The dictionary tells me that these flowers can be either pink or white.  Can’t say that I have ever seen a white one.

Here’s another picture of pink campion.

I actually got this one right, usually I manage to get the subject blurred and background sharp.

Red Clover

To be found in and around Wincanton, where not too much fertilizers etc have been used;  otherwise you end up with the white variety.

A natural meadow plant.  You can make wine out of the red flowers, but not the white flowers.

While waiting for a bus in Zeals; I know, I’m always waiting for a bus in Zeals.  Anyway whilst there, I came across this extraordinary patch of wild flowers.

I believe it was the area surrounding their war memorial.

Now isn’t that a glorious sight, that is apart from the telegraph wires.

Unfortunately, the next time I caught the bus  all this had been cut down and mown.  Neat and tidy I suppose, but it seems a shame to cut them all down.  The grass in our Church Yard at Wincanton gets mown fairly regularly, but I have often thought it might be better to let the wild flowers take over.  Its not as if we get hordes of people looking at the grave stones.

While waiting for a bus in Zeals yet again;  I have to get a bus at Zeals, it’s the only way I can get to Frome.  Anyway, I came across these.

Now what are those pink flowers.  Yes, I know they are campion, I mean those pink flowers on the left.

Here’s a better close up picture.

Does anyone know?

We now come to the wild dog rose.

The rose hips that comes from this flower also makes very good wine as I recall.

Now what’s he after.  I don’t know if he is a natural pollinator or not.  Anyone knows what that insect is?

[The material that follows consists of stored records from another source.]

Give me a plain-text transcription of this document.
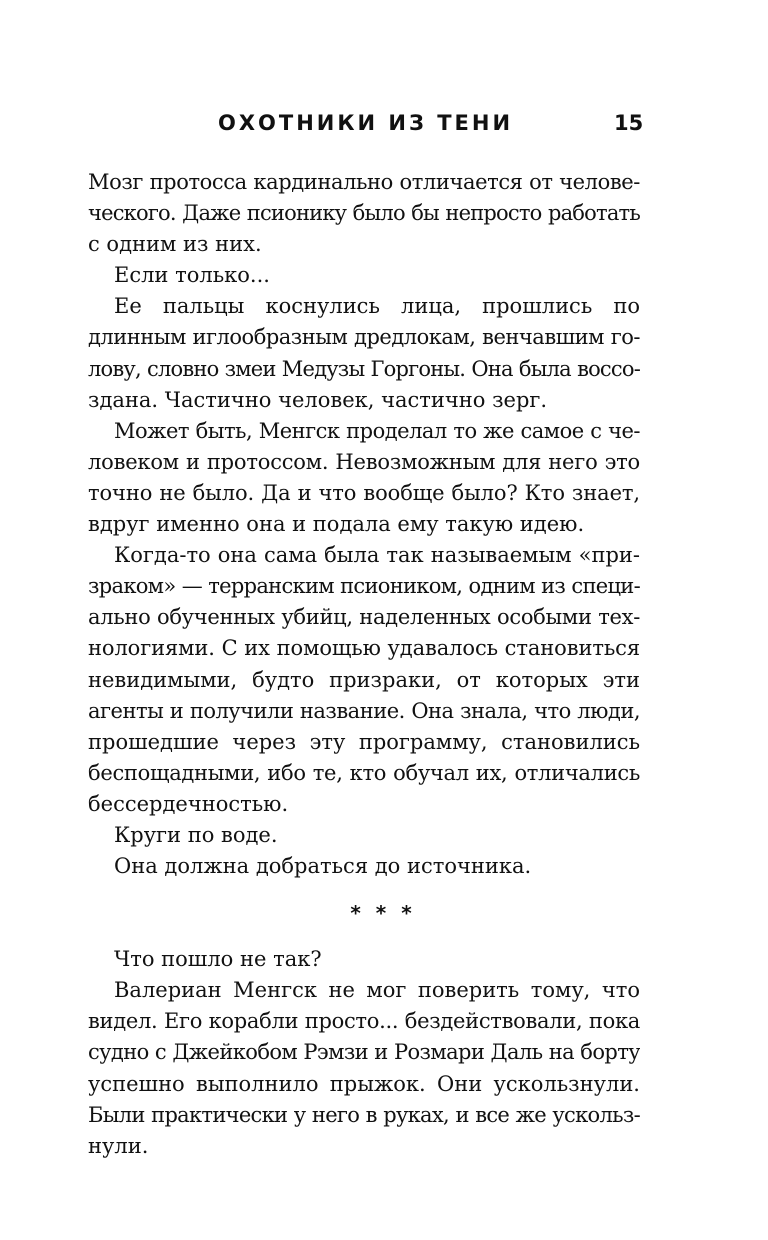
ОХОТНИКИ ИЗ ТЕНИ	15
Мозг протосса кардинально отличается от челове-
ческого. Даже псионику было бы непросто работать
с одним из них.
Если только...
Ее пальцы коснулись лица, прошлись по
длинным иглообразным дредлокам, венчавшим го-
лову, словно змеи Медузы Горгоны. Она была воссо-
здана. Частично человек, частично зерг.
Может быть, Менгск проделал то же самое с че-
ловеком и протоссом. Невозможным для него это
точно не было. Да и что вообще было? Кто знает,
вдруг именно она и подала ему такую идею.
Когда-то она сама была так называемым «при-
зраком» — терранским псиоником, одним из специ-
ально обученных убийц, наделенных особыми тех-
нологиями. С их помощью удавалось становиться
невидимыми, будто призраки, от которых эти
агенты и получили название. Она знала, что люди,
прошедшие через эту программу, становились
беспощадными, ибо те, кто обучал их, отличались
бессердечностью.
Круги по воде.
Она должна добраться до источника.
* * *
Что пошло не так?
Валериан Менгск не мог поверить тому, что
видел. Его корабли просто... бездействовали, пока
судно с Джейкобом Рэмзи и Розмари Даль на борту
успешно выполнило прыжок. Они ускользнули.
Были практически у него в руках, и все же ускольз-
нули.
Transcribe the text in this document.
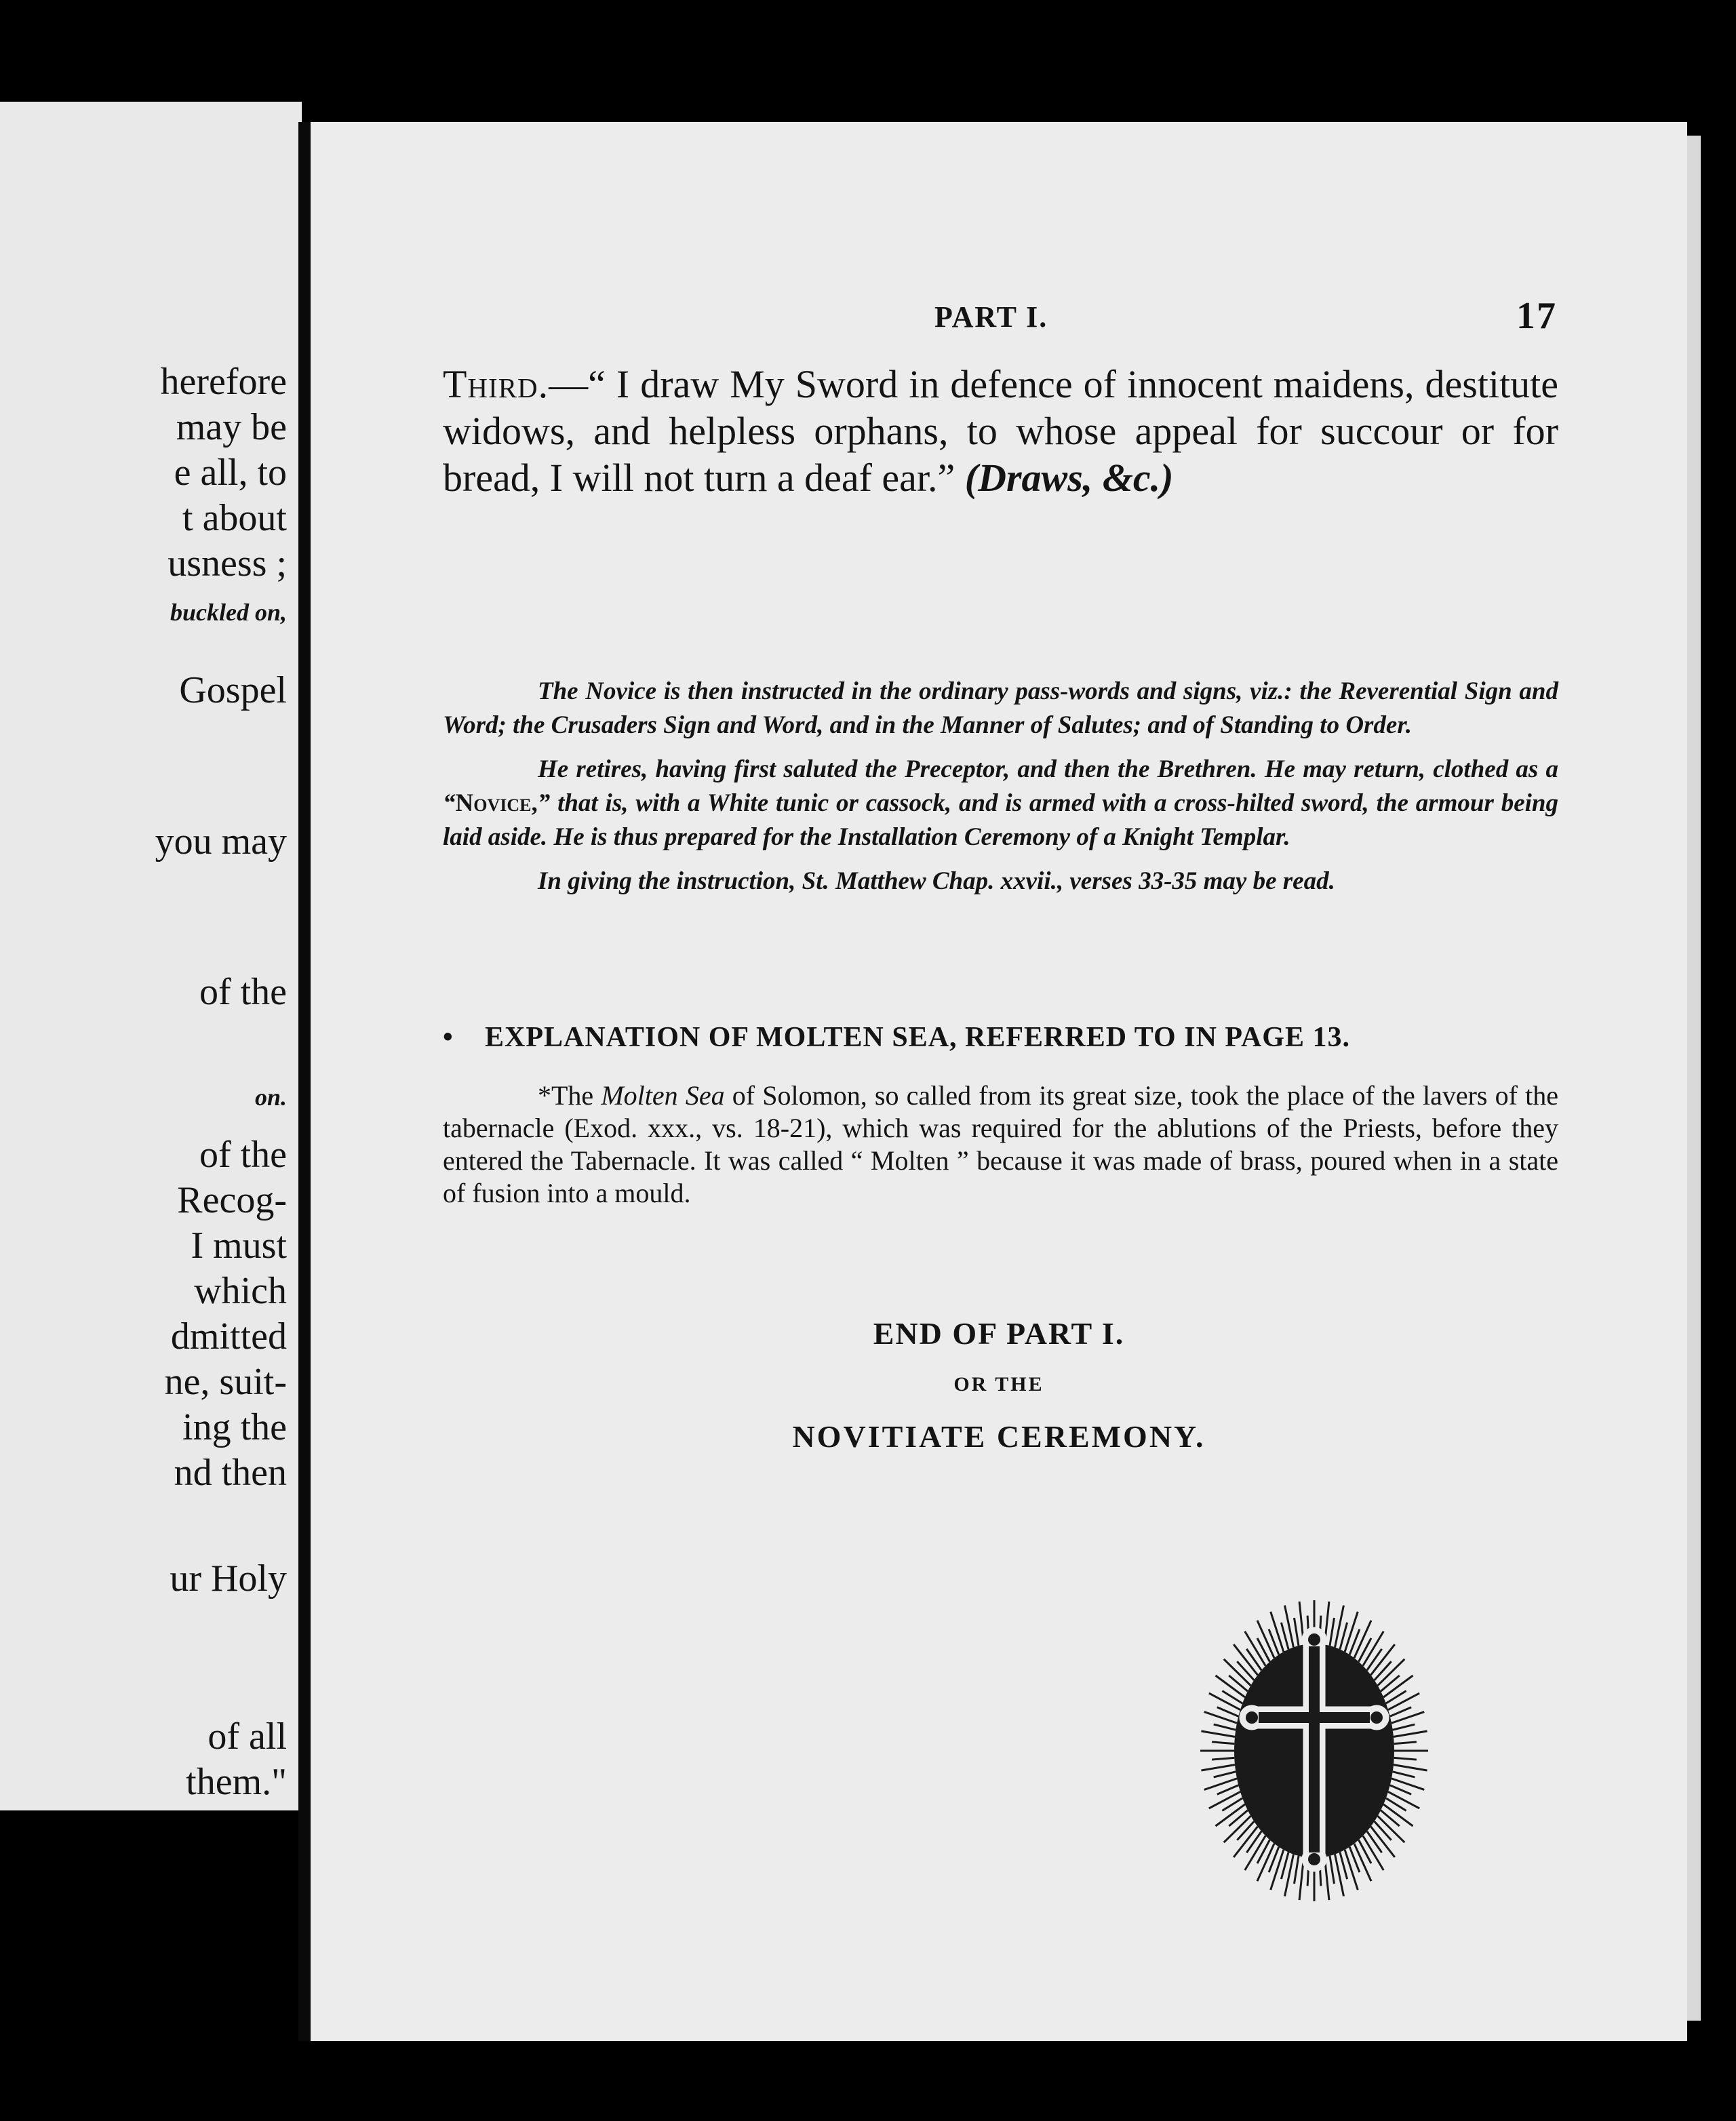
herefore
may be
e all, to
t about
usness ;
buckled on,
Gospel
you may
of the
on.
of the
Recog-
I must
which
dmitted
ne, suit-
ing the
nd then
ur Holy
of all
them."
PART I.	17
Third.—“ I draw My Sword in defence of innocent maidens, destitute widows, and helpless orphans, to whose appeal for succour or for bread, I will not turn a deaf ear.” (Draws, &c.)

The Novice is then instructed in the ordinary pass-words and signs, viz.: the Reverential Sign and Word; the Crusaders Sign and Word, and in the Manner of Salutes; and of Standing to Order.

He retires, having first saluted the Preceptor, and then the Brethren. He may return, clothed as a “Novice,” that is, with a White tunic or cassock, and is armed with a cross-hilted sword, the armour being laid aside. He is thus prepared for the Installation Ceremony of a Knight Templar.

In giving the instruction, St. Matthew Chap. xxvii., verses 33-35 may be read.

• EXPLANATION OF MOLTEN SEA, REFERRED TO IN PAGE 13.

*The Molten Sea of Solomon, so called from its great size, took the place of the lavers of the tabernacle (Exod. xxx., vs. 18-21), which was required for the ablutions of the Priests, before they entered the Tabernacle. It was called “ Molten ” because it was made of brass, poured when in a state of fusion into a mould.

END OF PART I.
OR THE
NOVITIATE CEREMONY.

No, neither do I.

Here we see more wild roses

They look quite good against the blue sky, if not exactly in focus.

This next picture is wild garlic

These flowers have a strong smell which I quite like and so do the insects by the look of it.

Quite a colourful insect.

Oh what a bind.

Convolvulus.  Actually it looks a little big to be the wild sort known as Bind Weed.  Wiki tells me there are 200 species

This next picture shows what looks like convolvulus in field one Sunday morning last year.

I sure looks like convolvulus of some sort and it is growing in field.

Elder Flowers

I suppose you are asking is elderflower a wild flower.  Well the elder tree grows wild all over the place and they flower like wildfire, so that makes them a wild flower although I may end up putting them into the tree blog or both.

Here they are again.

You wouldn’t think those fragile looking stems could support all those florets.  Getting heavier as they gradually turn into those berries.

Now for some hawthorn blossom.

Isn’t May a lovely time for blossom.

Yes I know, not so pretty as when they are out in full flower.  Nothing last for ever and now they are changing into berries.  And before you ask, no I haven’t got any photos of the berries, but I will when they come again.